A voluptuous, moluptuous hippie named Hippo went to the zoo. Now I know what you’re thinking, that I’m going to take the lazy way out here, like I did with the word moluptuous, which isn’t a real word but does of course rhyme with the one right before it. You think I’m going to take the easy way out by making Hippo the Hippie visit the water mammals section of the zoo and meet a hippo named Hippie. Well, you’re right! That’s exactly what Hippo did. He went straight to the hippopotamoose pen and found the one who looked most like himself, a robust creature with a gap between his front teeth, enjoying a meal of grass, and he called him Hippie. Then he distracted the zookeepers with his ventriloquism act so that he and his new best friend could escape the clutches of the zoo’s fences. And you know what? After several unsuccessful teleportation attempts, he noticed the gate to the enclosure was left wide open and they walked straight out, smug looks painted on their faces in either paint or contortions.
In no time at all, Hippo the hippie and Hippie the hippo were running down the street, laughing and playing and sometimes cavorting, drawing strange looks from strangers, straws, and pictures. After picking the smaller straw, meaning he had to pay for the paper and markers, Hippo drew a monster and coloured him green, while Hippie, being a hippo and all, was unable to pick up the relatively puny writing implement. The hippo was sad, as this failure reminded him of his other creative deficiencies, but Hippo thought tough and thought through and plain old thought of a plan to cheer up the big galoot, all in about twenty seconds. The plan, as you probably would have guessed if I asked you, which I didn’t, was to run to the nearest ice cream shop and try a free sample of every flavour before finally deciding that they didn’t want ice cream at all, being full of samples and all.
Their next stop, a coffee shop where you could bring your cat, was Hippie’s idea, because he loved cats and also wanted to pretend the hippie was a cat, at least for a minute. On the way to there, they almost ran smack into the zookeeper’s assistant, a gangly, tangly old thing who went by Gert. Being the tricksters that they are, Hippo took one of the fake moustaches out of his cargo shorts and glued it to Hippie’s face. Old Gert, blind as a Venetian and twice as gullible, never stood a chance. She walked right past the two friends as they suppressed giggles fraught with deception, not even bothering to ask them if they’d seen a million pound hippo banging around. Gert was from Sheffield, so she didn’t understand that the hippo worth a million pounds was only a thousand pounds big. Gert, right?

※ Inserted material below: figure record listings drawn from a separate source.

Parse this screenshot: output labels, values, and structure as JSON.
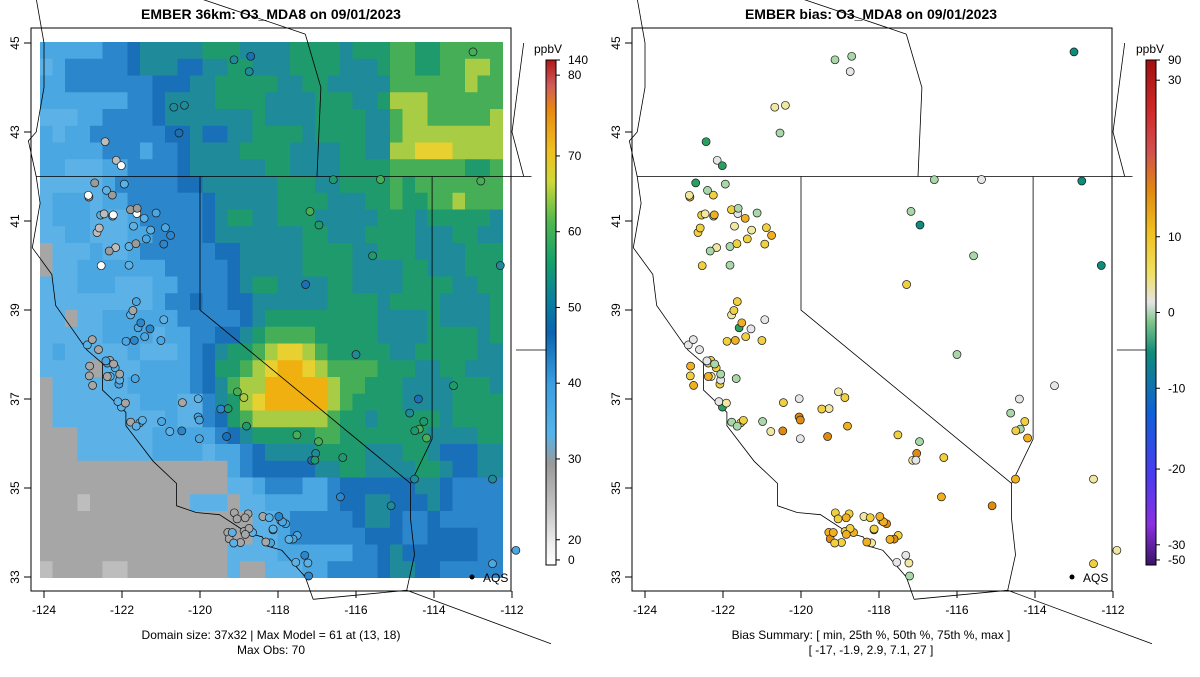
{
  "left_panel": {
    "title": "EMBER 36km: O3_MDA8 on 09/01/2023",
    "footer_line1": "Domain size: 37x32 | Max Model = 61 at (13, 18)",
    "footer_line2": "Max Obs: 70",
    "network_label": "AQS",
    "x_ticks": [
      "-124",
      "-122",
      "-120",
      "-118",
      "-116",
      "-114",
      "-112"
    ],
    "y_ticks": [
      "33",
      "35",
      "37",
      "39",
      "41",
      "43",
      "45"
    ],
    "colorbar": {
      "unit": "ppbV",
      "tick_labels": [
        "0",
        "20",
        "30",
        "40",
        "50",
        "60",
        "70",
        "80",
        "140"
      ]
    }
  },
  "right_panel": {
    "title": "EMBER bias: O3_MDA8 on 09/01/2023",
    "footer_line1": "Bias Summary: [ min, 25th %, 50th %, 75th %, max ]",
    "footer_line2": "[ -17,   -1.9,   2.9,   7.1,   27 ]",
    "network_label": "AQS",
    "x_ticks": [
      "-124",
      "-122",
      "-120",
      "-118",
      "-116",
      "-114",
      "-112"
    ],
    "y_ticks": [
      "33",
      "35",
      "37",
      "39",
      "41",
      "43",
      "45"
    ],
    "colorbar": {
      "unit": "ppbV",
      "tick_labels": [
        "90",
        "30",
        "10",
        "0",
        "-10",
        "-20",
        "-30",
        "-50"
      ]
    }
  },
  "chart_data": [
    {
      "type": "heatmap",
      "title": "EMBER 36km: O3_MDA8 on 09/01/2023",
      "variable": "O3_MDA8",
      "units": "ppbV",
      "xlim": [
        -124,
        -111.9
      ],
      "ylim": [
        33,
        45
      ],
      "domain_grid": [
        37,
        32
      ],
      "max_model": 61,
      "max_model_cell": [
        13,
        18
      ],
      "max_obs": 70
    },
    {
      "type": "scatter",
      "title": "EMBER bias: O3_MDA8 on 09/01/2023",
      "variable": "O3_MDA8 bias",
      "units": "ppbV",
      "xlim": [
        -124,
        -111.9
      ],
      "ylim": [
        33,
        45
      ],
      "bias_summary": {
        "min": -17,
        "p25": -1.9,
        "p50": 2.9,
        "p75": 7.1,
        "max": 27
      }
    }
  ]
}
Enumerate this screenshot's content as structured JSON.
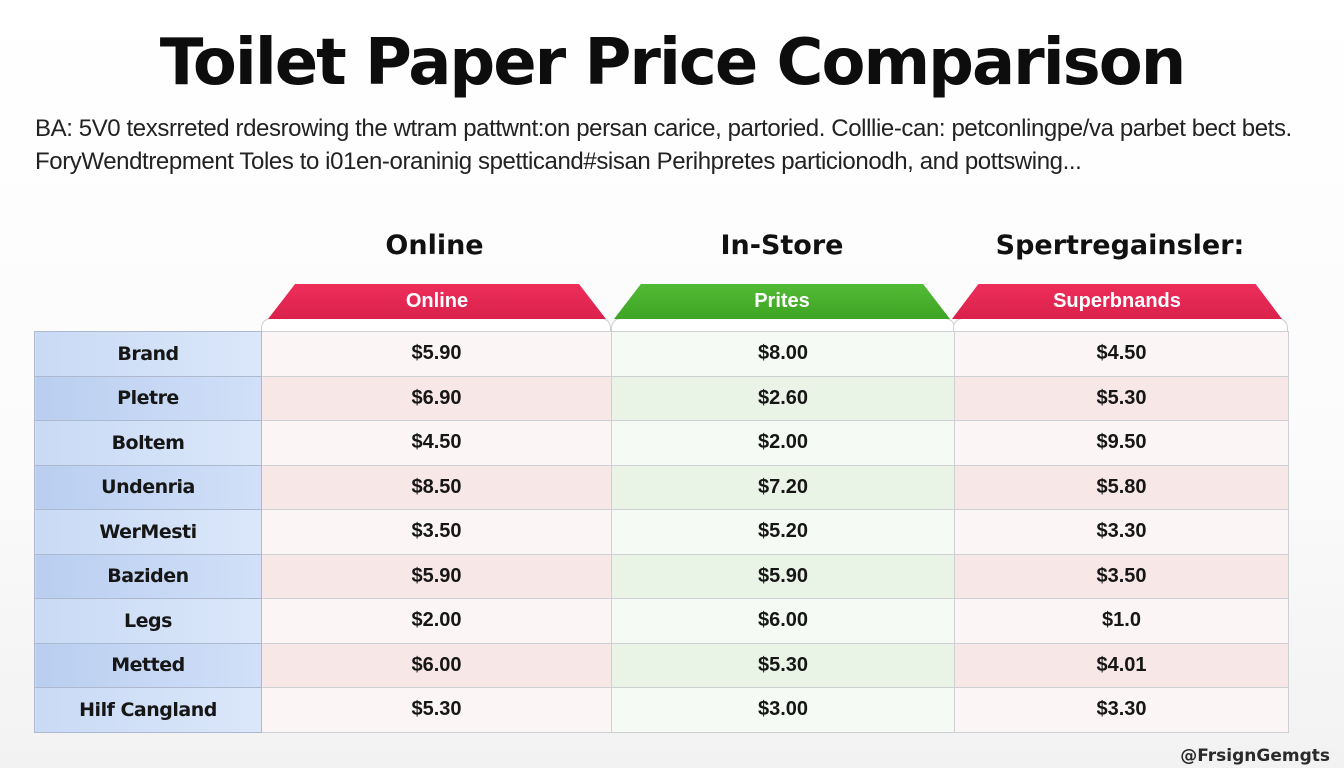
{
  "title": "Toilet Paper Price Comparison",
  "description": "BA: 5V0 texsrreted rdesrowing the wtram pattwnt:on persan carice, partoried. Colllie-can: petconlingpe/va parbet bect bets. ForyWendtrepment Toles to i01en-oraninig spetticand#sisan Perihpretes particionodh, and pottswing...",
  "group_labels": [
    "Online",
    "In-Store",
    "Spertregainsler:"
  ],
  "tabs": [
    {
      "label": "Online",
      "color": "#e6284f"
    },
    {
      "label": "Prites",
      "color": "#47ad2c"
    },
    {
      "label": "Superbnands",
      "color": "#e6284f"
    }
  ],
  "chart_data": {
    "type": "table",
    "title": "Toilet Paper Price Comparison",
    "columns": [
      "Online",
      "Prites",
      "Superbnands"
    ],
    "rows": [
      {
        "label": "Brand",
        "values": [
          "$5.90",
          "$8.00",
          "$4.50"
        ]
      },
      {
        "label": "Pletre",
        "values": [
          "$6.90",
          "$2.60",
          "$5.30"
        ]
      },
      {
        "label": "Boltem",
        "values": [
          "$4.50",
          "$2.00",
          "$9.50"
        ]
      },
      {
        "label": "Undenria",
        "values": [
          "$8.50",
          "$7.20",
          "$5.80"
        ]
      },
      {
        "label": "WerMesti",
        "values": [
          "$3.50",
          "$5.20",
          "$3.30"
        ]
      },
      {
        "label": "Baziden",
        "values": [
          "$5.90",
          "$5.90",
          "$3.50"
        ]
      },
      {
        "label": "Legs",
        "values": [
          "$2.00",
          "$6.00",
          "$1.0"
        ]
      },
      {
        "label": "Metted",
        "values": [
          "$6.00",
          "$5.30",
          "$4.01"
        ]
      },
      {
        "label": "Hilf Cangland",
        "values": [
          "$5.30",
          "$3.00",
          "$3.30"
        ]
      }
    ]
  },
  "watermark": "@FrsignGemgts"
}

At the cat cafe, Hippie got hopped up on caffeine and kittens for the first time in a long while, and the hippie drank as many black teas as he damn well pleased, acknowledging that the black t-shirt on his back only made the whole situation that much more coordinated. The baristo, a Spanish-looking Mexican named Walter, couldn’t keep up with all the orders, so he quit his job and got a standing ovation from the whole world as he did burned his apron and strolled out of the shop forever. His former manager, a Mexican-looking Guatemalan who mostly called everyone Tigo, said goodbye to Tigo and winked at him in a confusing gesture of friendship.
Suddenly, the in-house cats decided all at once that they had had enough of being treated like disposable pets, and so they began a revolt against the whole oppressive system. Their attempt was quickly thwarted, however, as the manager called them all Tigo and gave them away to the customers, thus utilizing an important tool in preventing a successful coup – separation. Hippo and Hippie lifted their cats and cheered, which turned out to be the pinnacle of their big day out. Once the coffee and kittens wore off, Hippie made his way back to the zoo because he needed a nap, and anyway, Hippo had already left him because he saw an attractive hippie girl that he wanted to talk to instead.